We can use P-<pid> to reduce output, PID is the specific process


# lsof-p 16528
COMMAND PID USER FD TYPE DEVICE size/off NODE NAME
bonnie++ 16528 root cwd DIR 252,0 4096 130597/tmp
&lt;truncated&gt;
bonnie++ 16528 root 8u REG 252,0 501219328 131869/tmp/bonnie.16528
bonnie++ 16528 root 9u REG 252,0 501219328 131869/tmp/bonnie.16528
bonnie++ 16528 root 10u REG 252,0 501219328 131869/tmp/bonnie.16528
bonnie++ 16528 root 11u REG 252,0 501219328 131869/tmp/bonnie.16528
bonnie++ 16528 root 12u REG 252,0 501219328 131869 &lt;strong&gt;/tmp/Bonnie.16528&lt;/strong&gt;

To even further confirm that this files are being written to the heavily we can-if the/tmp filesystem are part of SDA .

In order to further confirm that these files are frequently read and written, we can view them through the following command


# df/tmp
FileSystem 1k-blocks Used Available use% mounted on
/dev/mapper/workstation-root 7667140 2628608 4653920 37%/

From the output of DF we can determine That/tmp's the root logical volume in the workstation group.

From the command results above, we can determine that/tmp is the root of the logical disk of our environment


# Pvdisplay
---physical volume---
PV Name/dev/sda5
VG Name Workstation
PV Size 7.76 gib/not usable 2.00 MiB
Allocatable Yes
PE Size 4.00 MiB
Total PE 1986
Free PE 8
Allocated PE 1978
PV UUID clbabb-gclb-l5z3-tcj3-iok3-sq2p-rdpw5s

Using Pvdisplay We can have a THE/DEV/SDA5 partition part of the SDA disk are the partition that workstation The group is using and the turn is where/tmp exists. Given This information it's safe to say, the large files listed in the lsof above are likely the files being read &am P Written to frequently.

By Pvdisplay we can see that/DEV/SDA5 is actually the exact disk we use to create the logical disk. Through the above information we can safely say that the result of lsof is the file we are looking for

Contact Us

The content source of this page is from Internet, which doesn't represent Alibaba Cloud's opinion; products and services mentioned on that page don't have any relationship with Alibaba Cloud.
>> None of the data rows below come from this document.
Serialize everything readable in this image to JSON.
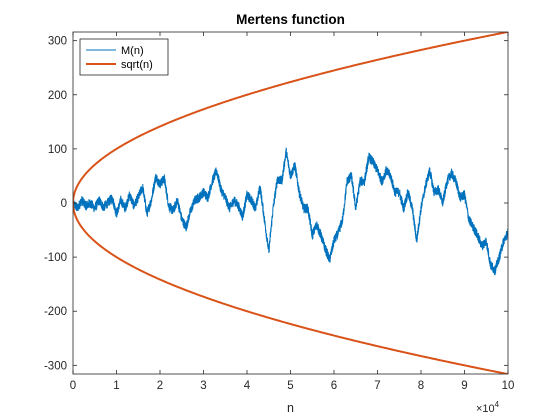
{
  "chart_data": {
    "type": "line",
    "title": "Mertens function",
    "xlabel": "n",
    "ylabel": "",
    "x_exponent_base": "×10",
    "x_exponent_power": "4",
    "x_tick_labels": [
      "0",
      "1",
      "2",
      "3",
      "4",
      "5",
      "6",
      "7",
      "8",
      "9",
      "10"
    ],
    "y_tick_labels": [
      "-300",
      "-200",
      "-100",
      "0",
      "100",
      "200",
      "300"
    ],
    "xlim": [
      0,
      100000
    ],
    "ylim": [
      -316,
      316
    ],
    "grid": false,
    "legend_position": "top-left",
    "series": [
      {
        "name": "M(n)",
        "color": "#0072BD",
        "approx_points": [
          [
            0,
            0
          ],
          [
            1000,
            -10
          ],
          [
            2000,
            5
          ],
          [
            3000,
            -5
          ],
          [
            4000,
            0
          ],
          [
            5000,
            -10
          ],
          [
            6000,
            5
          ],
          [
            7000,
            -8
          ],
          [
            8000,
            0
          ],
          [
            9000,
            10
          ],
          [
            10000,
            -20
          ],
          [
            11000,
            5
          ],
          [
            12000,
            -10
          ],
          [
            13000,
            15
          ],
          [
            14000,
            -5
          ],
          [
            15000,
            10
          ],
          [
            16000,
            30
          ],
          [
            17000,
            -20
          ],
          [
            18000,
            5
          ],
          [
            19000,
            48
          ],
          [
            20000,
            35
          ],
          [
            21000,
            45
          ],
          [
            22000,
            -5
          ],
          [
            23000,
            -15
          ],
          [
            24000,
            5
          ],
          [
            25000,
            -30
          ],
          [
            26000,
            -45
          ],
          [
            27000,
            -15
          ],
          [
            28000,
            5
          ],
          [
            29000,
            10
          ],
          [
            30000,
            20
          ],
          [
            31000,
            10
          ],
          [
            32000,
            40
          ],
          [
            33000,
            60
          ],
          [
            34000,
            25
          ],
          [
            35000,
            10
          ],
          [
            36000,
            -10
          ],
          [
            37000,
            5
          ],
          [
            38000,
            -5
          ],
          [
            39000,
            -25
          ],
          [
            40000,
            15
          ],
          [
            41000,
            5
          ],
          [
            42000,
            -10
          ],
          [
            43000,
            30
          ],
          [
            44000,
            -30
          ],
          [
            45000,
            -90
          ],
          [
            46000,
            -10
          ],
          [
            47000,
            45
          ],
          [
            48000,
            40
          ],
          [
            49000,
            95
          ],
          [
            50000,
            50
          ],
          [
            51000,
            70
          ],
          [
            52000,
            20
          ],
          [
            53000,
            -10
          ],
          [
            54000,
            -10
          ],
          [
            55000,
            -60
          ],
          [
            56000,
            -40
          ],
          [
            57000,
            -60
          ],
          [
            58000,
            -85
          ],
          [
            59000,
            -105
          ],
          [
            60000,
            -70
          ],
          [
            61000,
            -55
          ],
          [
            62000,
            -30
          ],
          [
            63000,
            40
          ],
          [
            64000,
            50
          ],
          [
            65000,
            -10
          ],
          [
            66000,
            40
          ],
          [
            67000,
            40
          ],
          [
            68000,
            85
          ],
          [
            69000,
            75
          ],
          [
            70000,
            60
          ],
          [
            71000,
            40
          ],
          [
            72000,
            60
          ],
          [
            73000,
            50
          ],
          [
            74000,
            20
          ],
          [
            75000,
            20
          ],
          [
            76000,
            -10
          ],
          [
            77000,
            20
          ],
          [
            78000,
            -10
          ],
          [
            79000,
            -70
          ],
          [
            80000,
            -10
          ],
          [
            81000,
            30
          ],
          [
            82000,
            60
          ],
          [
            83000,
            20
          ],
          [
            84000,
            25
          ],
          [
            85000,
            0
          ],
          [
            86000,
            40
          ],
          [
            87000,
            55
          ],
          [
            88000,
            40
          ],
          [
            89000,
            10
          ],
          [
            90000,
            15
          ],
          [
            91000,
            -30
          ],
          [
            92000,
            -45
          ],
          [
            93000,
            -60
          ],
          [
            94000,
            -80
          ],
          [
            95000,
            -70
          ],
          [
            96000,
            -115
          ],
          [
            97000,
            -125
          ],
          [
            98000,
            -100
          ],
          [
            99000,
            -70
          ],
          [
            100000,
            -55
          ]
        ]
      },
      {
        "name": "sqrt(n)",
        "color": "#D95319",
        "function": "±sqrt(n)"
      }
    ]
  }
}
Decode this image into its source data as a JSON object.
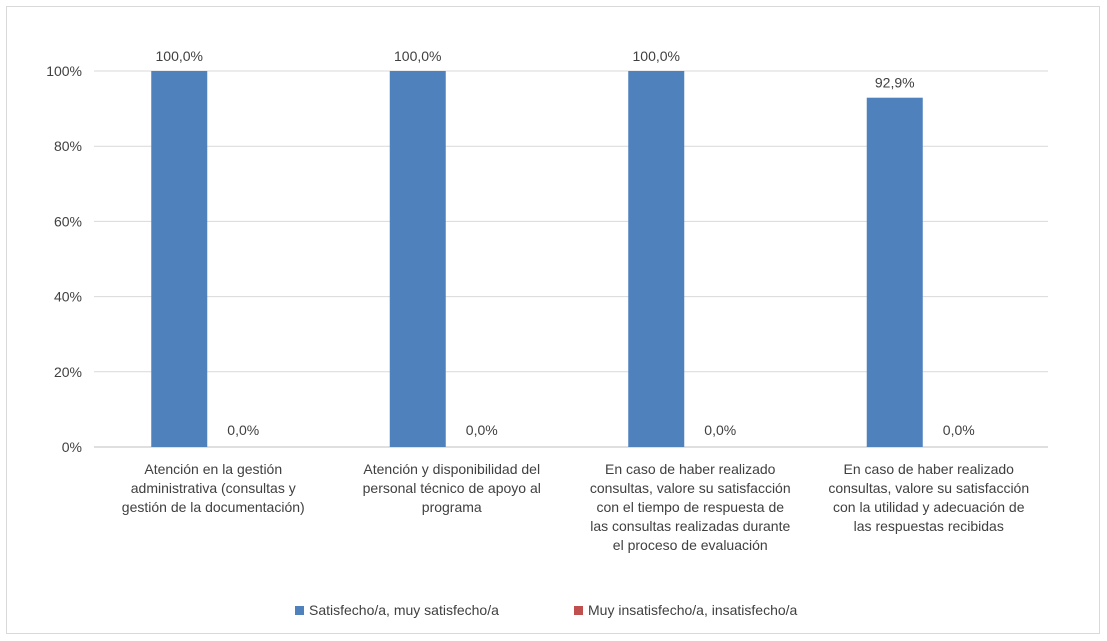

If the content of the page makes you feel confusing, please write us an email, we will handle the problem within 5 days after receiving your email.

If you find any instances of plagiarism from the community, please send an email to: info-contact@alibabacloud.com and provide relevant evidence. A staff member will contact you within 5 working days.

A Free Trial That Lets You Build Big!

Start building with 50+ products and up to 12 months usage for Elastic Compute Service

  • Sales Support

    1 on 1 presale consultation

  • After-Sales Support

    24/7 Technical Support 6 Free Tickets per Quarter Faster Response

  • Alibaba Cloud offers highly flexible support services tailored to meet your exact needs.